Cancer biology is notoriously complex, with thousands of targets and many different cell types all underscoring a vast intra and inter-tumoral heterogeneity. Even when samples of tumours occur in the same organ, genetic changes differ across different individuals. All this heterogeneity can limit the effectiveness of cancer drugs, with typical response rate ranging from 20 to 60%. This has led drug developers to opt instead for a precision approach.
Rather than a one-size-fits-all approach basing cancer therapy on tumour histology or anatomical site, precision medicine considers patients with similar molecular features and develops medicines for that group. To do this, patient stratification based on precise and accurate biomarkers is vital.
In this talk, Harpreet Saini, Senior Director at Astex Pharmaceuticals, outlined the use of novel multiomics technologies for developing predictive biomarkers for patient stratification and understanding drug mechanisms. Saini outlined the variety of omics tools available for biomarker development at each stage of biology’s central dogma: genomics for DNA, transcriptomics for RNA, and proteomics for proteins.
Along with the tools that track the central dogma, Saini also mentioned new technologies. For example, epigenomics can look for modifications of DNA methylation and histone modifications and other multiomics tools can look metabolites like sugars. However, high throughput omics approaches come with the own challenge of massive datasets which need to be effectively managed, integrated, and analysed computationally.

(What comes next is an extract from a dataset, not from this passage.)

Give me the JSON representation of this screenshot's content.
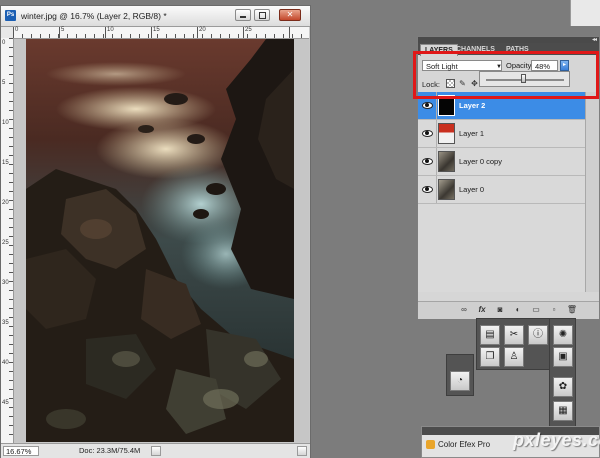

Saini then showcased three success stories of precision medicine drugs developed by Aztex. Tolinapant, an IAP antagonist, showed significant phase I and II clinical activity in peripheral T cell lymphoma and cutaneous T cell lymphoma, both rare non-Hodgkin lymphomas with limited treatment options.
To understand the mechanisms of Tolinapant, the Aztex team established an in vivo syngeneic mouse model, characterised using various omics technologies. They also collected clinical multiomics data from patient biopsies and plasma samples, including genomics, transcriptomics, and proteomics.
The findings revealed that Tolinapant has an immunomodulatory role. In the in vivo study, treatment with Tolinapant led to complete tumor regression and increased immune infiltration, particularly CD8+ T cells and lymphocytes. This preclinical hypothesis was confirmed in clinical samples, where an increase in CD8+ T cells was observed regardless of individual response. Additionally, plasma proteins involved in T cell differentiation and recruitment were found to be increased.
These insights helped understand the mechanism of Tolinapant and suggested potential for expanding its trial or identifying additional indications.